Era muito pequena. Talvez quatro anos. O meu pai, agrónomo, trabalhava no Ministério da Agricultura, no Terreiro do Paço. Várias vezes por semana íamos esperá-lo à porta do Grandella, na Rua do Ouro. Quando ele chegava, passeávamos pela Baixa.
A cidade era diferente da que viria mais tarde. Havia muito menos dependências bancárias: essa invasão acentuou-se sobretudo nos anos 70 e no início dos anos 80. Naquele tempo, a nossa Baixa era território de comércio variado e sedutor. Passeava-se só para ‘ver as montras’.
Espectáculo inesgotável. Nas ourivesarias, anéis e medalhas rodavam lentamente, em expositores giratórios que pareciam pequenos carrosséis de ouro. Nas lojas de brinquedos, havia comboios eléctricos montados em circuitos completos, com locomotivas, carruagens que deslizavam continuamente pelos carris, montes e vales encavalitados no cenário.
Chorava para que parássemos diante de um ourives da Rua do Ouro, do lado esquerdo de quem desce. Na montra havia um pequeno mecanismo. Sobre ele estava um casalinho de bonecos. À medida que o expositor rodava, os dois afastavam-se e voltavam a aproximar-se. Tinham um pequeno íman escondido na cabeça e, quando ficavam suficientemente perto, davam um beijinho. Eu ficava ali imenso tempo, fascinada, a olhar para aquele movimento lento e repetido. Os meus pais, naturalmente, começavam a perder a paciência.

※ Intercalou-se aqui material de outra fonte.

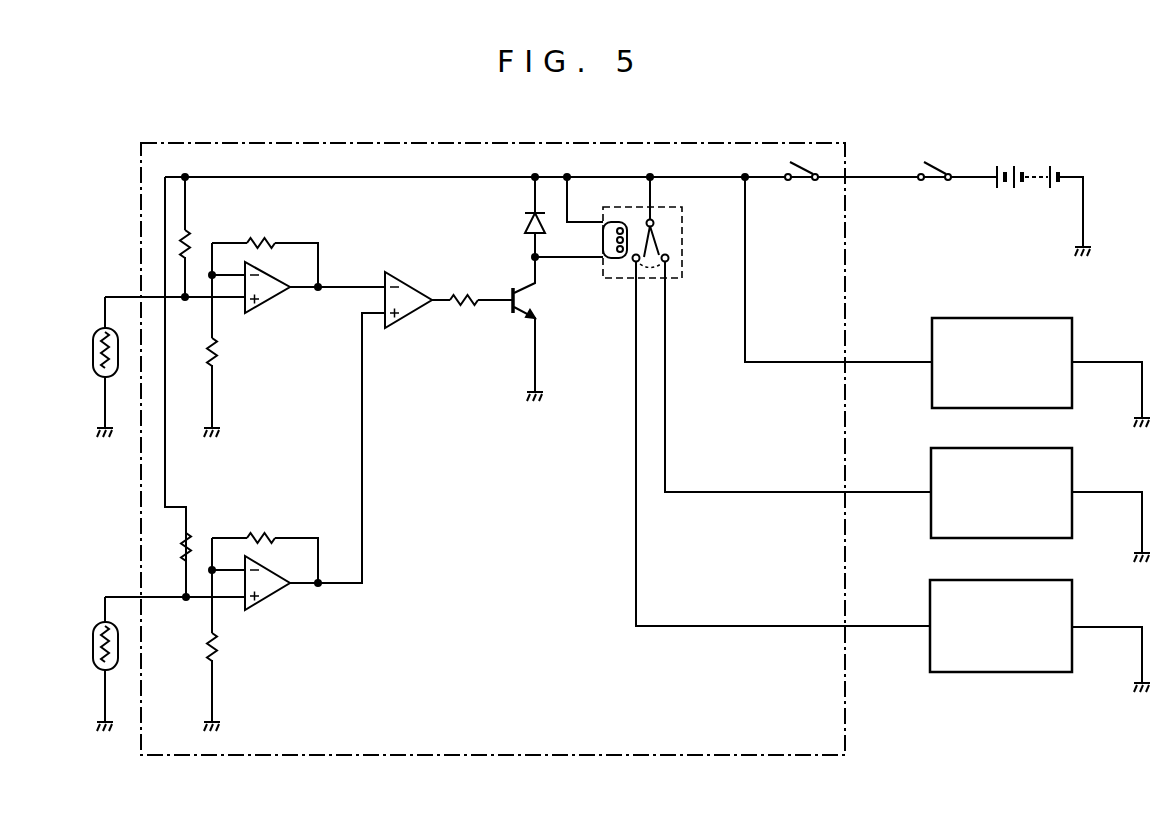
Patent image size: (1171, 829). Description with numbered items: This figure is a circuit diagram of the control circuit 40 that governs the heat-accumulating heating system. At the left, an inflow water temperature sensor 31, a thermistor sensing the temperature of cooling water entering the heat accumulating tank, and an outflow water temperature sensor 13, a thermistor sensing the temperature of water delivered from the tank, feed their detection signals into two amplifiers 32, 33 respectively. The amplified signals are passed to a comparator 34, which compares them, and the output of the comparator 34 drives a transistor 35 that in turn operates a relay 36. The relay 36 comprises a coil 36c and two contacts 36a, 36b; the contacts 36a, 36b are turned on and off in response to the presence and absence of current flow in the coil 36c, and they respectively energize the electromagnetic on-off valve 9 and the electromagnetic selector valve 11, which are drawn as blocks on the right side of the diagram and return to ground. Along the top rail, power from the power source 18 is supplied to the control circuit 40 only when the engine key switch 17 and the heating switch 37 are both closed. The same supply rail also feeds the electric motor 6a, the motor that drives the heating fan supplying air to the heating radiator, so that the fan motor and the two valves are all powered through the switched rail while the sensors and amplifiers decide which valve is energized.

The control circuit 40 is at (183, 143).
The inflow water temperature sensor 31 is at (93, 346).
The outflow water temperature sensor 13 is at (93, 651).
The amplifier 32 is at (280, 299).
The amplifier 33 is at (279, 597).
The comparator 34 is at (419, 315).
The transistor 35 is at (537, 301).
The relay 36 is at (733, 401).
The contact 36a is at (633, 330).
The contact 36b is at (690, 320).
The coil 36c is at (608, 232).
The heating switch 37 is at (801, 184).
The engine key switch 17 is at (936, 184).
The power source 18 is at (1033, 184).
The electric motor 6a is at (951, 318).
The electromagnetic selector valve 11 is at (950, 448).
The electromagnetic on-off valve 9 is at (945, 580).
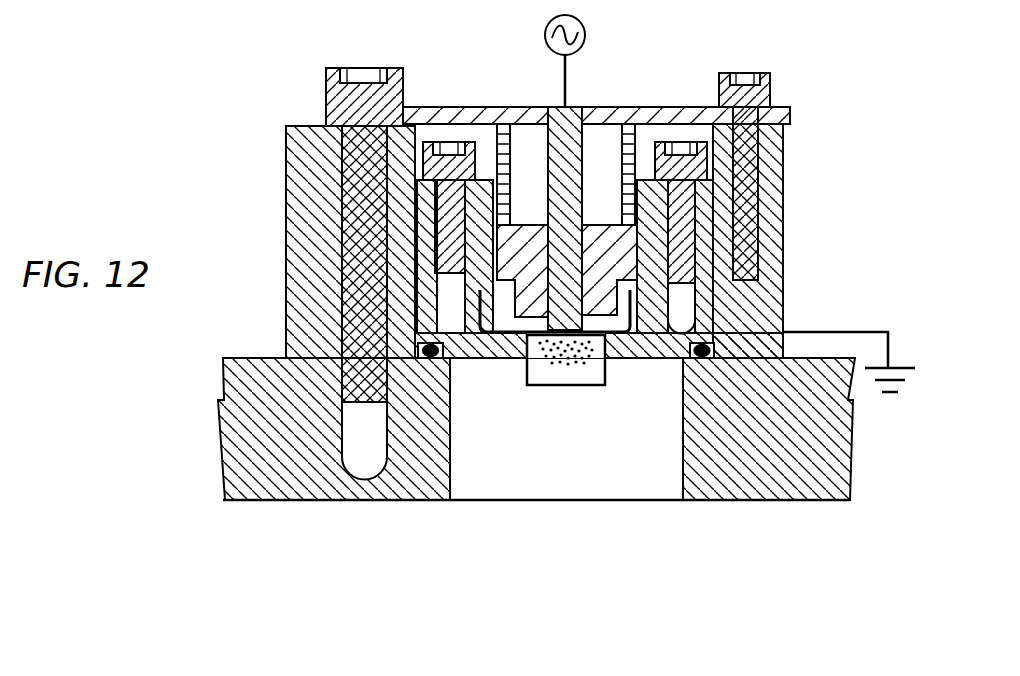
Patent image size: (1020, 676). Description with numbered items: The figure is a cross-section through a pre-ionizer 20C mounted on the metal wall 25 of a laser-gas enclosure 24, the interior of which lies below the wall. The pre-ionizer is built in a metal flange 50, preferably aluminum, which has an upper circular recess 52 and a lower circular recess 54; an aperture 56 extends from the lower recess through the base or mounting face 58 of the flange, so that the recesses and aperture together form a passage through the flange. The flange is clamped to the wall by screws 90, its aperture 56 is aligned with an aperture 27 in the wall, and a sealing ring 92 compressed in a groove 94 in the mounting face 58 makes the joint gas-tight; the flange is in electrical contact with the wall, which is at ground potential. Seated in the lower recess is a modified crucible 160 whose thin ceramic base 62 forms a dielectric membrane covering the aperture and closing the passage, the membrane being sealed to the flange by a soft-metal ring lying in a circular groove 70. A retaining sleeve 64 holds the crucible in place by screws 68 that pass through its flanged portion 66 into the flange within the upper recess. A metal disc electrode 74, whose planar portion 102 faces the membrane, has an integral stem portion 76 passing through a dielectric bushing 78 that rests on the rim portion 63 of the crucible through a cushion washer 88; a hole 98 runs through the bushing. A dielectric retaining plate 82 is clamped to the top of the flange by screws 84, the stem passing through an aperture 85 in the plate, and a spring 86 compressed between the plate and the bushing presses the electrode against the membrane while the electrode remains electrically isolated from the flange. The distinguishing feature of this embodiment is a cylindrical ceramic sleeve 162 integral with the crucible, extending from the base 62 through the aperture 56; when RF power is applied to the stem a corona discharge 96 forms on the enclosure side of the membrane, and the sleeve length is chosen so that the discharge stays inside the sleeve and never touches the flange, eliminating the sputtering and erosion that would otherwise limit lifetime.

The pre-ionizer 20C is at (216, 211).
The laser-gas enclosure 24 is at (556, 574).
The metal wall 25 is at (308, 503).
The aperture 27 is at (597, 470).
The flange 50 is at (280, 307).
The upper circular recess 52 is at (413, 153).
The lower circular recess 54 is at (745, 262).
The aperture 56 is at (530, 360).
The base or mounting face 58 is at (775, 328).
The base 62 is at (515, 345).
The rim portion 63 is at (465, 330).
The retaining sleeve 64 is at (468, 268).
The flanged portion 66 is at (417, 202).
The screws 68 is at (705, 165).
The circular groove 70 is at (505, 345).
The electrode 74 is at (535, 300).
The stem portion 76 is at (567, 110).
The bushing 78 is at (478, 252).
The retaining plate 82 is at (798, 113).
The screws 84 is at (770, 82).
The aperture 85 is at (541, 106).
The spring 86 is at (483, 133).
The cushion washer 88 is at (495, 292).
The screws 90 is at (326, 92).
The sealing ring 92 is at (703, 357).
The groove 94 is at (757, 358).
The corona discharge 96 is at (592, 365).
The hole 98 is at (592, 225).
The planar portion 102 is at (652, 333).
The crucible 160 is at (660, 345).
The cylindrical ceramic sleeve 162 is at (530, 385).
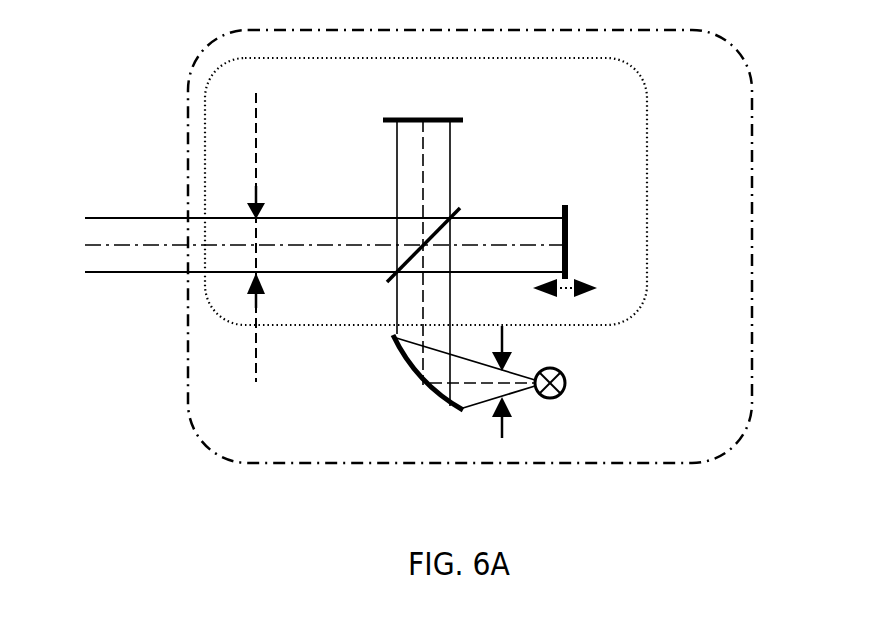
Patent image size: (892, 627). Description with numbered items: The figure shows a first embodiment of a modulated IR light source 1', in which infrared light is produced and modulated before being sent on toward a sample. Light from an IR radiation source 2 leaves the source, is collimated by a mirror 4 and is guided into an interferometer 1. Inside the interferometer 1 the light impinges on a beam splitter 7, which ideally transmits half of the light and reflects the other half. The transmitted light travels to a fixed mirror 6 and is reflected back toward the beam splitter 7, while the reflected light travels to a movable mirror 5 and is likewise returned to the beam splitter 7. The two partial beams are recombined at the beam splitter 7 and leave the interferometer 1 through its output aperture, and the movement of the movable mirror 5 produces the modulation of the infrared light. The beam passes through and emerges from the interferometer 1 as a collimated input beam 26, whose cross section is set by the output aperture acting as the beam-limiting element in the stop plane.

The modulated IR light source 1' is at (486, 239).
The interferometer 1 is at (449, 191).
The IR radiation source 2 is at (507, 382).
The mirror 4 is at (428, 380).
The movable mirror 5 is at (574, 250).
The fixed mirror 6 is at (423, 236).
The beam splitter 7 is at (444, 225).
The collimated input beam 26 is at (93, 260).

Nas relojoarias, repetiam-se os relógios de cuco suíços. Dezenas deles nas montras. Relógios de madeira escura, com telhados inclinados e pequenas portinholas. De tempos a tempos uma delas abria-se e aparecia o pássaro mecânico, que cantava o seu cuco metálico antes de desaparecer novamente. Alguns modelos tinham uma figura pendurada em baixo: a camponesa suíça num baloiço, que subia e descia na cadência dos segundos.
Mas aquilo que mais me fascinava eram as montras das companhias de navegação. Expostos em vitrinas profundas, todos os navios da frota, em reproduções minuciosas: paquetes, cargueiros, botes. Havia chaminés, escadas, luzes, e até pequenas figuras humanas no convés, minúsculas como formigas.